Meeting for Sufferings

Meeting for Sufferings is British Friends’ key strategic body.  It began in 1675, at a time when Quakers in Britain, Ireland, and parts of colonial North America were being imprisoned and having their money and property confiscated because of their refusal to give up their beliefs.  Friends in London held a conference that year, and agreed

that certain friends of this Citty be here nominated to keep a Constant Meeting about Sufferings 4 times a year, with the day and time of each meeting here fixed and setled’.    

Each of the six London monthly meetings (meetings covering a geographical area within London), sent two representatives.  Quarterly (regional) meetings across the country were also invited to send representatives.

Yearly Meeting entrusted MfS with the task of obtaining exemption from swearing an oath and being allowed to affirm instead.  This was achieved through the Affirmation Acts of the late seventeenth and early eighteenth centuries.

In 1702 Yearly Meeting (British Friends) agreed a new constitution for MfS. All Quarterly (regional) Meetings in correspondence with Yearly Meeting were included. Thereafter MfS met at the beginning of each of the four law terms, Hilary, Easter, Trinity and Michaelmas.  In addition, London members met weekly, usually on a Friday morning. MfS was now in a position to act speedily and in a coordinated way, on behalf of Friends.

A striking example of this was the historical anti-slavery campaign towards the end of the eighteenth century. Friends’ regular and easy communication and strong organisation enabled them to raise awareness of the horrors of slavery amongst Friends country wide, and hence to raise funds, publicise the issues, and participate in the sugar boycott. This was a significant contribution to the movement for the abolition of slavery. 

During the nineteenth century the number of committees expanded to include a Continental Committee linking Great Britain with small groups in Europe, Australasia and Africa.  Some committees undertook relief work and the anti-slavery committee which grew out of The Slave Trade Committee of 1783-1792 was re-established.  In 1888 the Peace Committee was formed and committees were established to express Friends’ views on the opium traffic and on betting and gambling. MfS sent a delegation to the Tsar of Russia, led by Joseph Sturge, in a vain attempt to avert the Crimean War. MfS worked on the abolition of the system of tithes, a tax to support the Church of England.

Despite Friends’ testimony to equality, membership of MfS was entirely male until the 1896 Yearly Meeting decided that women Friends could also participate.

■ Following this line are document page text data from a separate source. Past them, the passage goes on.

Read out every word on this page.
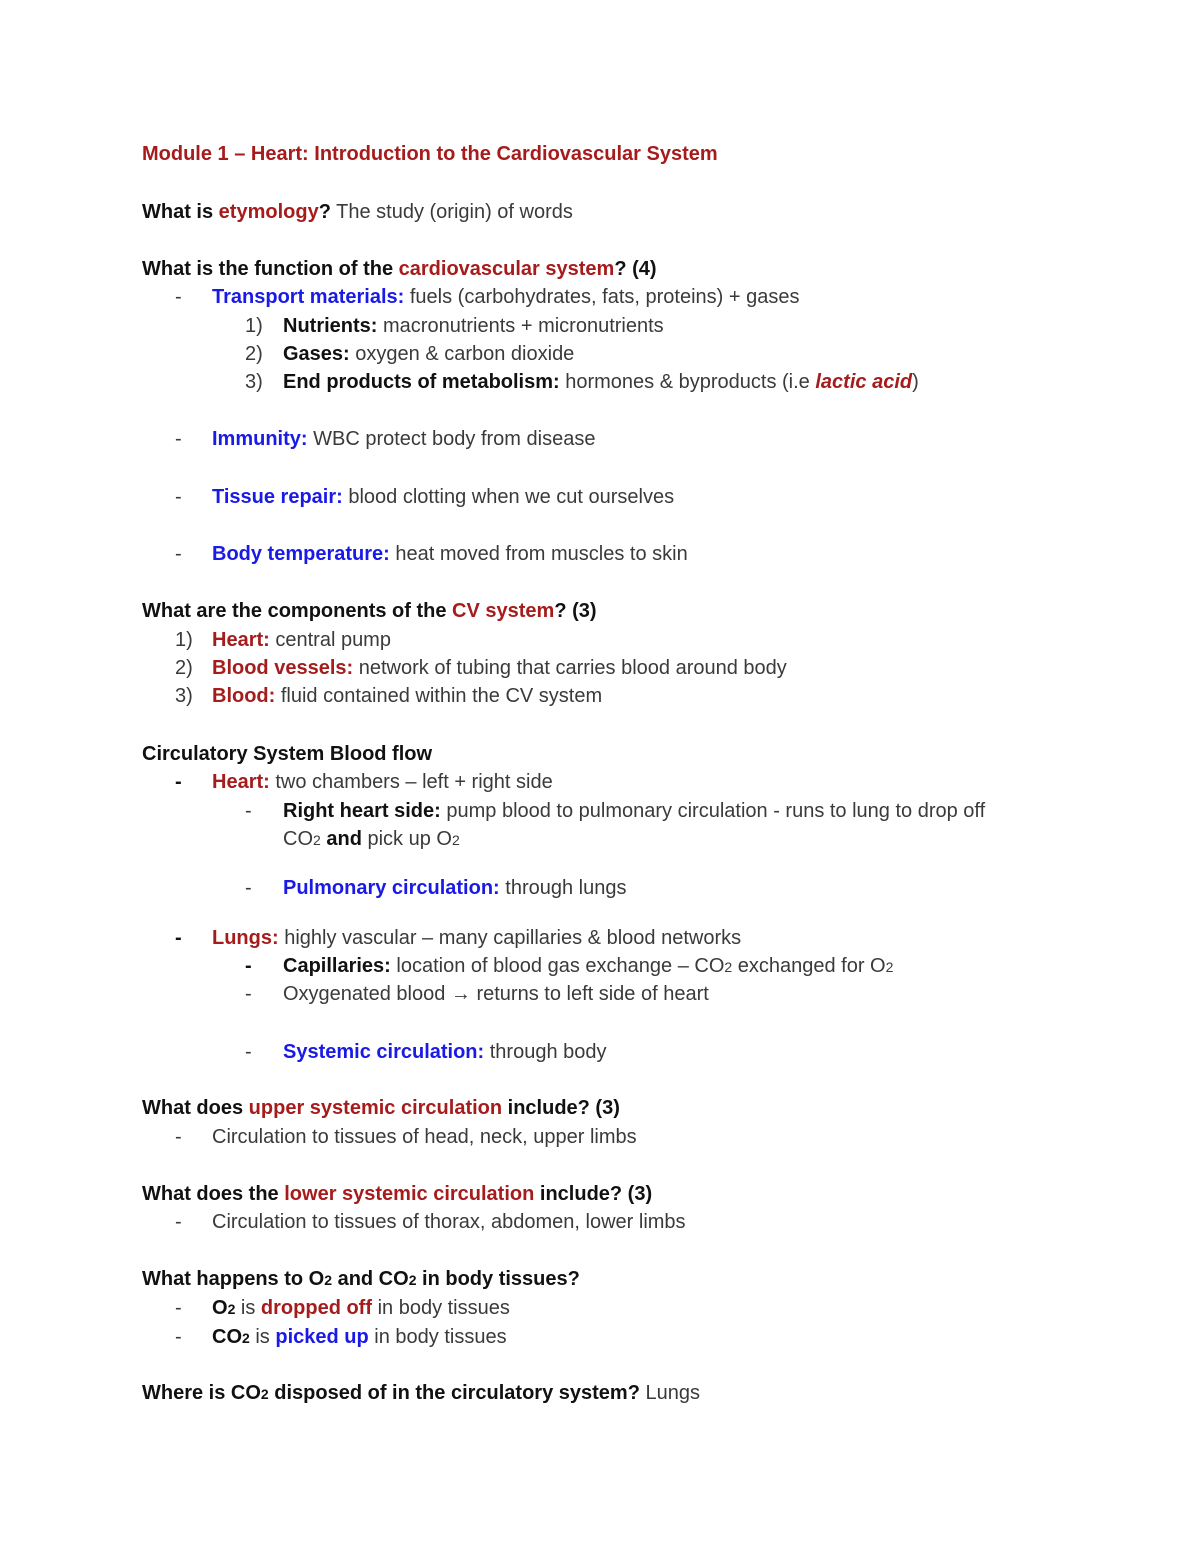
Module 1 – Heart: Introduction to the Cardiovascular System
What is etymology? The study (origin) of words
What is the function of the cardiovascular system? (4)
- Transport materials: fuels (carbohydrates, fats, proteins) + gases
1) Nutrients: macronutrients + micronutrients
2) Gases: oxygen & carbon dioxide
3) End products of metabolism: hormones & byproducts (i.e lactic acid)
- Immunity: WBC protect body from disease
- Tissue repair: blood clotting when we cut ourselves
- Body temperature: heat moved from muscles to skin
What are the components of the CV system? (3)
1) Heart: central pump
2) Blood vessels: network of tubing that carries blood around body
3) Blood: fluid contained within the CV system
Circulatory System Blood flow
- Heart: two chambers – left + right side
- Right heart side: pump blood to pulmonary circulation - runs to lung to drop off
CO2 and pick up O2
- Pulmonary circulation: through lungs
- Lungs: highly vascular – many capillaries & blood networks
- Capillaries: location of blood gas exchange – CO2 exchanged for O2
- Oxygenated blood → returns to left side of heart
- Systemic circulation: through body
What does upper systemic circulation include? (3)
- Circulation to tissues of head, neck, upper limbs
What does the lower systemic circulation include? (3)
- Circulation to tissues of thorax, abdomen, lower limbs
What happens to O2 and CO2 in body tissues?
- O2 is dropped off in body tissues
- CO2 is picked up in body tissues
Where is CO2 disposed of in the circulatory system? Lungs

The first women Friends took their seats in 1898.  One of the first representatives Anna Littleboy recalled that

While kindly and courteously received, it was made evident that the presence of women was not exactly welcomed by most of the other members, and the clerk impressed upon them that the meeting was for the conduct of business and not for speeches.

Passenger railway services were now making it possible for Friends outside London to attend meetings more easily and so the constitution was revised to enable Quarterly meeting representatives to attend all meetings.  The Friday morning meetings ceased in 1901.

Three days after the declaration of World War I MfS met to consider their response. During the war they were active in relief work and in supporting conscientious objection. The concept of the Friends Ambulance Unit was mooted in the margins of that meeting, and though never officially adopted as an MfS initiative, received great support.

Since then MfS has continued to address social issues such as support for those in prison, those suffering mental illness, relief, response to war and more recently same sex marriage.  In 1997 MfS revived the practice of maintaining a register of Friends before the courts or imprisoned for matters of conscience. 

There have been a number of constitutional changes in recent years. In 1965 Yearly Meeting decided that representation should be more diverse and more local, and representatives were nominated from Monthly (now Area) Meetings.  More significantly, Yearly Meeting established a separate trustee body in 2006, in the light of charity law changes, relieving MfS of some of its duties and asking it to focus on visionary and strategic issues.

MfS continues to attempt to fulfil the functions defined by Yearly Meeting in 1883.

A standing committee of this meeting...entrusted with a general care of whatever may arise during the intervals of this Meeting, affecting our religious society and requiring immediate attention’.